Starmer has rebuilt Labour’s trust with Britain’s poorest, new research finds

Labour has rebuilt its relationship with low-income people and is no longer “out of touch”, according to a new study by a major think-tank, while the Conservatives have lost ground significantly.

Five years ago, Labour was seen as the most “out of touch” party, according to voters on the lowest incomes (some 6 million households with an income of less than £21,000).

Nearly half of those questioned in 2019 (45 per cent) regarded Labour as ‘out of touch”. But this figure has plummeted under Sir Keir Starmer’s leadership with just of a quarter of low-income people (27 per cent) now taking this view.

The Conservative Party now hold this unenviable reputation with 40 per cent of the poorest voters seeing it as out of touch, up 6 per cent since 2019.

Starmer has rebuilt trust with Britain’s poorest (Jane Barlow/PA)
Starmer has rebuilt trust with Britain’s poorest (Jane Barlow/PA)

The figures come from Breadline Britain’s Election Battleground, a new report from the Centre for Social Justice, which commissioned polling by Survation.

Labour is overwhelmingly the most popular party amongst the poorest, with half of those polled saying they would vote for it. This is a 14 per cent increase since 2019. Meanwhile, Conservative support among this group has dropped by 8 per cent to just 15 per cent overall.

However, despite Labour regaining ground among low-income voters, the report warns that politicians remain deeply unpopular, with more than half of low-income voters, 57 per cent, saying that “no political party really cares about helping people like me”.

It points to a clear disconnect between low-income voters and the politicians who are meant to represent them. Over three quarters (76 per cent) of the poorest say they have never met or spoken to their local MP.

Under Jeremy Corbyn Labour was seen as out of touch (Lucy North/PA) (PA Wire)
Under Jeremy Corbyn Labour was seen as out of touch (Lucy North/PA) (PA Wire)

The report is unequivocal: “there is absolutely no change across the five years in the proportions of low-income voters who think the Conservative and Labour parties don’t understand what it’s like to struggle”.

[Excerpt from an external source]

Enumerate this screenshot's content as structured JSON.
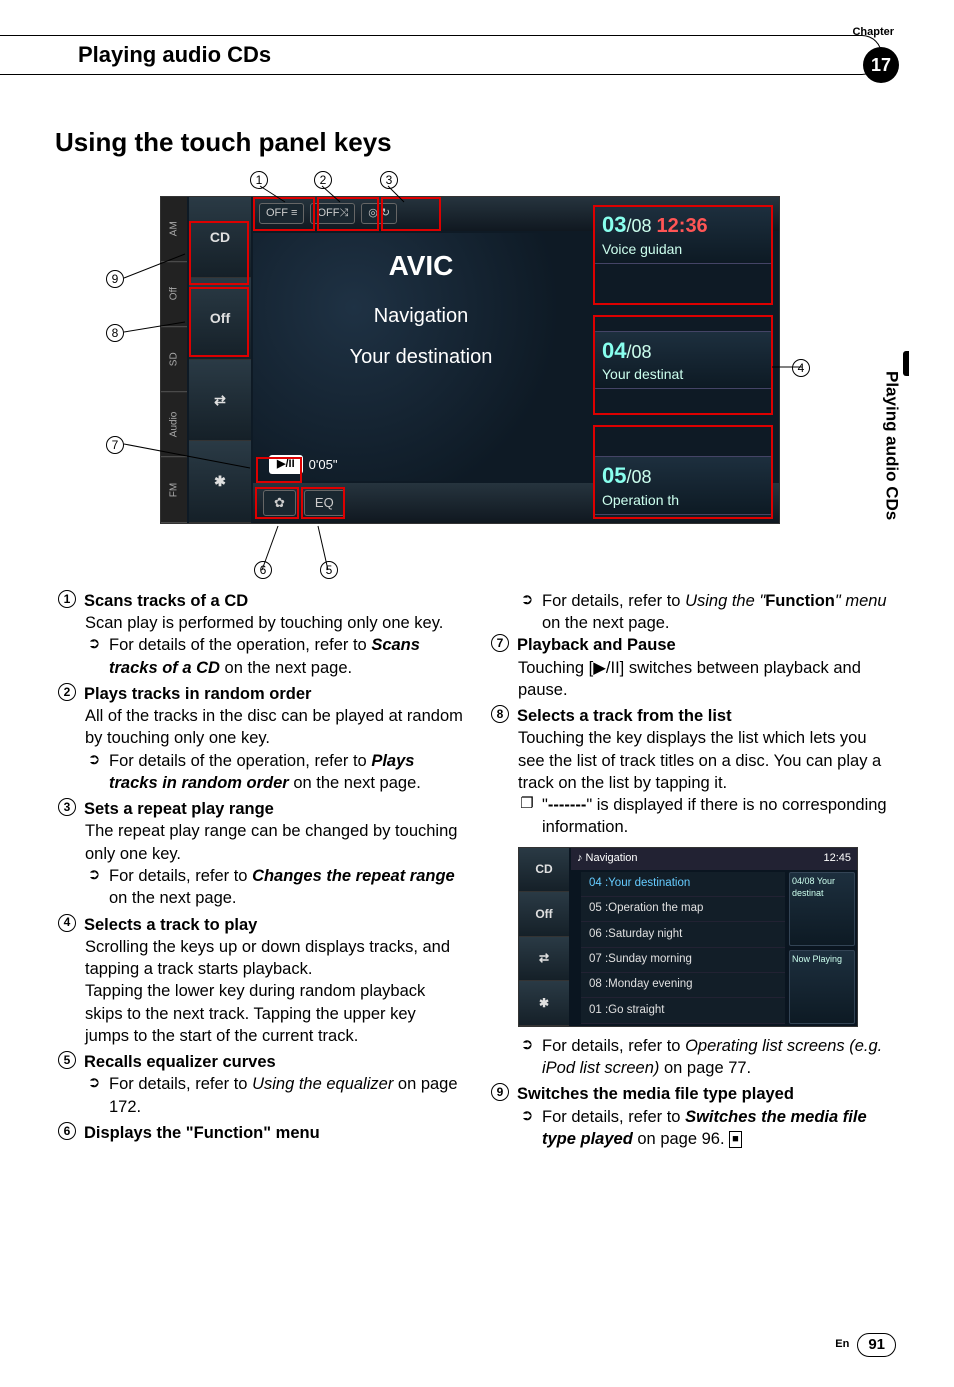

The CSJ’s analysis identifies five clear national challenges that the next government need to focus on: good work, stable families, strong communities, public safety, and giving children the best start in life.

They go on to provide five recommendations for political parties looking to win the votes of low-income households: Make work pay, create safe streets, build stable communities, support fragile families, and champion the lost generation .

Andy Cook, chief executive of the Centre for Social Justice, said: “The more voters feel listened to by a party, the more in-touch the parties are, the more likely they are to vote for that party.

“It is time for all parties to make social justice their priority. Not simply because it is the right thing to do, but because it strengthens our democracy and re-engages people with their political representatives. Only this will end lure of the populists, with their “curse on all your houses” politics, who want us to waste our vote in protest, rather than on solutions.

“I am an optimist. We can do better. If we focus on the long-term root causes of our troubles – like making work pay and supporting fragile families - rather than quick-fix sticking plasters, then we have the talent and resources to rebuild our future.”